The computer readable medium may be embodied in the electronic device; or may exist separately without being assembled into the electronic device.
The embodiment of the invention has the following advantages:
firstly, obtaining keywords input by a user, and then generating a plurality of associated words as recommended words according to the association relation of the keywords by querying an association relation database; and then, according to the relevance prediction scores of the recommended words relative to the keywords, the recommended words are ranked, and the recommended words are displayed according to the ranked order, so that the recommended words more relevant to the search keywords of the user are ranked more ahead, the use experience of the user is improved, and the webpage clicking rate of the user is remarkably improved.
The above-listed detailed description is only a specific description of a possible embodiment of the present invention, and they are not intended to limit the scope of the present invention, and equivalent embodiments or modifications made without departing from the technical spirit of the present invention should be included in the scope of the present invention.
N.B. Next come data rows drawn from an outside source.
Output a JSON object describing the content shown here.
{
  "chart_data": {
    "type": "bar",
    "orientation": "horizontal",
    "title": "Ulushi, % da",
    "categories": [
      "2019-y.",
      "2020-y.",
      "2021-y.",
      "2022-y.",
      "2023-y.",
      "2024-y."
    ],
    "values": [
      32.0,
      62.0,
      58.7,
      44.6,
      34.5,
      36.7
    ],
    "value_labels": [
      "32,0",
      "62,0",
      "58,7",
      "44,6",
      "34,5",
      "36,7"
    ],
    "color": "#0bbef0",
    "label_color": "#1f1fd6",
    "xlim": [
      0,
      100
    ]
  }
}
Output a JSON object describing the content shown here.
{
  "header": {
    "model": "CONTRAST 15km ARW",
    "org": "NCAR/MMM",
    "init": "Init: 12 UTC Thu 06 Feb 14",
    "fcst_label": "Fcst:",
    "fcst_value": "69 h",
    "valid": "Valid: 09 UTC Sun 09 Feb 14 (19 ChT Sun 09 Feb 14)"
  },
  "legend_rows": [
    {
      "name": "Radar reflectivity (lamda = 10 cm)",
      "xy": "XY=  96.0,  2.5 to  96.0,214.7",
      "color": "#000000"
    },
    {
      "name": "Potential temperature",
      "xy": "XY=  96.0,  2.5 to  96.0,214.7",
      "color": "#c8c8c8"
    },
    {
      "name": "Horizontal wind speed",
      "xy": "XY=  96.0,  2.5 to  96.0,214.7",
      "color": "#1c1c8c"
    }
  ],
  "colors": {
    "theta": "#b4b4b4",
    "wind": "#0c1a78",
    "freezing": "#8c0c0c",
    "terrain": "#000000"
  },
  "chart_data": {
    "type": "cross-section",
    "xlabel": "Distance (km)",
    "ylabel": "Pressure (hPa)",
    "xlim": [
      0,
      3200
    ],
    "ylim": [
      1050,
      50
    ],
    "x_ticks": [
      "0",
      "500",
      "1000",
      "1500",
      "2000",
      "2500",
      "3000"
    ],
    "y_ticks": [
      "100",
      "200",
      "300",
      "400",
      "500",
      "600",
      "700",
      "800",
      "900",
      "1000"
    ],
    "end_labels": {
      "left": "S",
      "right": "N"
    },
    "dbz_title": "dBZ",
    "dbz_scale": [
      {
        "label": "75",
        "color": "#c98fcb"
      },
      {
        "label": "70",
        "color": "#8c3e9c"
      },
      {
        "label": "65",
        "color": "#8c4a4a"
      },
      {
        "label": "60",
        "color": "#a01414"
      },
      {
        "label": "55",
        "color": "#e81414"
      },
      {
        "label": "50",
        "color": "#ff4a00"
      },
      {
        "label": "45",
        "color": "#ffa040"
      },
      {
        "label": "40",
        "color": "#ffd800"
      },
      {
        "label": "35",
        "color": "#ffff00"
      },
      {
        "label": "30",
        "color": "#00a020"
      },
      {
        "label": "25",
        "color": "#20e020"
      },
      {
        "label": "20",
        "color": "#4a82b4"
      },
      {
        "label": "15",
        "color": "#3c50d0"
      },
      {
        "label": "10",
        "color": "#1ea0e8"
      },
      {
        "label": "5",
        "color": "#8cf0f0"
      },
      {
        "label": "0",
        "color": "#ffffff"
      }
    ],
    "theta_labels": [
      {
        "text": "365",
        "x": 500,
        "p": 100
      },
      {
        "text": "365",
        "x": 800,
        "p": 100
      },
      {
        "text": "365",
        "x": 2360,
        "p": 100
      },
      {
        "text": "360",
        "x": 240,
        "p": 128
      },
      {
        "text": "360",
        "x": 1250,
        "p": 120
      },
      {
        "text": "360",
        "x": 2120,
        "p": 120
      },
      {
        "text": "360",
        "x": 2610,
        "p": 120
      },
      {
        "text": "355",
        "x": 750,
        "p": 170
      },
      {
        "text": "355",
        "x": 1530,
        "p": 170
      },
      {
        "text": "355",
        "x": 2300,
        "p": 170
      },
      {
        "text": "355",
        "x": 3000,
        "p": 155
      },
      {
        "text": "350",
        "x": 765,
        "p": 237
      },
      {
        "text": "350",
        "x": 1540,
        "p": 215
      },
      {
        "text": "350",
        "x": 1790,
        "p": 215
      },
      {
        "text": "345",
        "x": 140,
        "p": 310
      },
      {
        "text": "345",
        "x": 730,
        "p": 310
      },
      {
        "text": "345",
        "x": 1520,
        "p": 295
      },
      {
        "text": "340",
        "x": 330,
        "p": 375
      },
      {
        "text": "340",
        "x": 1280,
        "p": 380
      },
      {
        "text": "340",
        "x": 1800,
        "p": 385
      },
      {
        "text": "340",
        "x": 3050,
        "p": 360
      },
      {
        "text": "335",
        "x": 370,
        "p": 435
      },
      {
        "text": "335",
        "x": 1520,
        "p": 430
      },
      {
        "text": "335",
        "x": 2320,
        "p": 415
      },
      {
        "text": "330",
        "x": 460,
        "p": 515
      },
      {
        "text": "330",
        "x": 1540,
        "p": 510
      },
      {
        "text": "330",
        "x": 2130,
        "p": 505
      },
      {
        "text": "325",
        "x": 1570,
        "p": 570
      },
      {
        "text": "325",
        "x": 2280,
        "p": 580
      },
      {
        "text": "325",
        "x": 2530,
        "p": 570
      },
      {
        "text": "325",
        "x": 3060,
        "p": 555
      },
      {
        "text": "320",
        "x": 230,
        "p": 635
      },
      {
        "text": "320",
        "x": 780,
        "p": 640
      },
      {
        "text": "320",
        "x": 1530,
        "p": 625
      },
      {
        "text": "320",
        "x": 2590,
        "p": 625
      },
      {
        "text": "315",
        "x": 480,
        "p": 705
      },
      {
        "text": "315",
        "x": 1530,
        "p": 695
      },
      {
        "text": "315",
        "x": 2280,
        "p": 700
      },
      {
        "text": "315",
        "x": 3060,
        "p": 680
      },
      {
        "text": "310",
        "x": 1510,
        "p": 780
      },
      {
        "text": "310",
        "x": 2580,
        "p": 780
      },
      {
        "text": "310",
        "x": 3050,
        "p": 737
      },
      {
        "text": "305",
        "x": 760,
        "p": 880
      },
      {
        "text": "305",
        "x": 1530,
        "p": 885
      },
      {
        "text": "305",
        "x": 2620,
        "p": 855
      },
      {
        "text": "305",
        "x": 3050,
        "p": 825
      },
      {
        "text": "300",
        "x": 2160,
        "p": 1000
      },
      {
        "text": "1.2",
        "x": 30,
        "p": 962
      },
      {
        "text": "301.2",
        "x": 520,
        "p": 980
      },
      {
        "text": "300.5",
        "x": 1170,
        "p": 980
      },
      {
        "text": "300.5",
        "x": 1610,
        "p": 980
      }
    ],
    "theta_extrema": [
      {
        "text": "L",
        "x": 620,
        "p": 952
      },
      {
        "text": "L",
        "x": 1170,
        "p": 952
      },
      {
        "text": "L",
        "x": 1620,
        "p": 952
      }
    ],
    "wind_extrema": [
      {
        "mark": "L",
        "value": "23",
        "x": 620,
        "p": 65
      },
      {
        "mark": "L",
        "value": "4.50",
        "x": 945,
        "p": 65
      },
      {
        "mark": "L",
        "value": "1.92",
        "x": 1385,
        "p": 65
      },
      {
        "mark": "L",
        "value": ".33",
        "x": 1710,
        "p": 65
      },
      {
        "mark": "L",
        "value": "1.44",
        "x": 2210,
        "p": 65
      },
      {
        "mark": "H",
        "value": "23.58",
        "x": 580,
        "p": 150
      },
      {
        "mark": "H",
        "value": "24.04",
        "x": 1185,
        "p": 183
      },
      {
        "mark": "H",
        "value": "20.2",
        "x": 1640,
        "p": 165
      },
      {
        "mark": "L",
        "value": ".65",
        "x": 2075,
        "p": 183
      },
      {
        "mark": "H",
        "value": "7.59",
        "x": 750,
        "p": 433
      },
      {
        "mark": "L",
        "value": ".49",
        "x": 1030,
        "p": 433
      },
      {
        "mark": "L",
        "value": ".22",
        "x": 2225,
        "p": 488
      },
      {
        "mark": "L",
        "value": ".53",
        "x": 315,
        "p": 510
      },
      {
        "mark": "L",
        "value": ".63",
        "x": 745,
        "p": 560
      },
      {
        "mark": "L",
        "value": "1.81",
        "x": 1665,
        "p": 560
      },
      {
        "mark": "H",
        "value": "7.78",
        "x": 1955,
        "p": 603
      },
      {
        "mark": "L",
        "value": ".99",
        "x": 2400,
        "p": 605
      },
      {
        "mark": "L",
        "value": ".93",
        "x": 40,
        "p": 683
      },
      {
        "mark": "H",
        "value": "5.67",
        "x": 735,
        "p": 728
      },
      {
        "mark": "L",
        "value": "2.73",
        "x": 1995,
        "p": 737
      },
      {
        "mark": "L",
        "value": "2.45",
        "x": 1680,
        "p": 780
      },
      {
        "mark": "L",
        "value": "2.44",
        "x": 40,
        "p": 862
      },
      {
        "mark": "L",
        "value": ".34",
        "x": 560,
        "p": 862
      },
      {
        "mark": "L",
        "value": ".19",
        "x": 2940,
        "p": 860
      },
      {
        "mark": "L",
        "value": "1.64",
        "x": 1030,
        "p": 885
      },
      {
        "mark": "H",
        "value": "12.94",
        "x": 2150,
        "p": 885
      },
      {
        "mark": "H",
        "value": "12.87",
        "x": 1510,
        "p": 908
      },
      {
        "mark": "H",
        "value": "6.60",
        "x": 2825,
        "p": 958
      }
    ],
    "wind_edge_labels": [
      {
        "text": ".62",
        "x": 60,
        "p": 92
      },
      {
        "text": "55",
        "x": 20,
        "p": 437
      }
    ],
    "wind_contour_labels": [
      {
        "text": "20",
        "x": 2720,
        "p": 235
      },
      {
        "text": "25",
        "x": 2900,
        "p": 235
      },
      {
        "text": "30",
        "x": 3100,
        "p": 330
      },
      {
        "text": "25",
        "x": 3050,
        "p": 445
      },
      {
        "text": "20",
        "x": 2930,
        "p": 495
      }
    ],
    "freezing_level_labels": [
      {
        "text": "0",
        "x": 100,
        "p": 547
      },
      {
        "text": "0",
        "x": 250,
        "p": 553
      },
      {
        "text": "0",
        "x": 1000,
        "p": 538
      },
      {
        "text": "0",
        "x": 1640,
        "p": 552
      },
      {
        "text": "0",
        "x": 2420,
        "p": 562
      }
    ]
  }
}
It will be evident to those skilled in the art that the invention is not limited to the details of the foregoing illustrative embodiments, and that the present invention may be embodied in other specific forms without departing from the spirit or essential attributes thereof. The present embodiments are therefore to be considered in all respects as illustrative and not restrictive, the scope of the invention being indicated by the appended claims rather than by the foregoing description, and all changes which come within the meaning and range of equivalency of the claims are therefore intended to be embraced therein.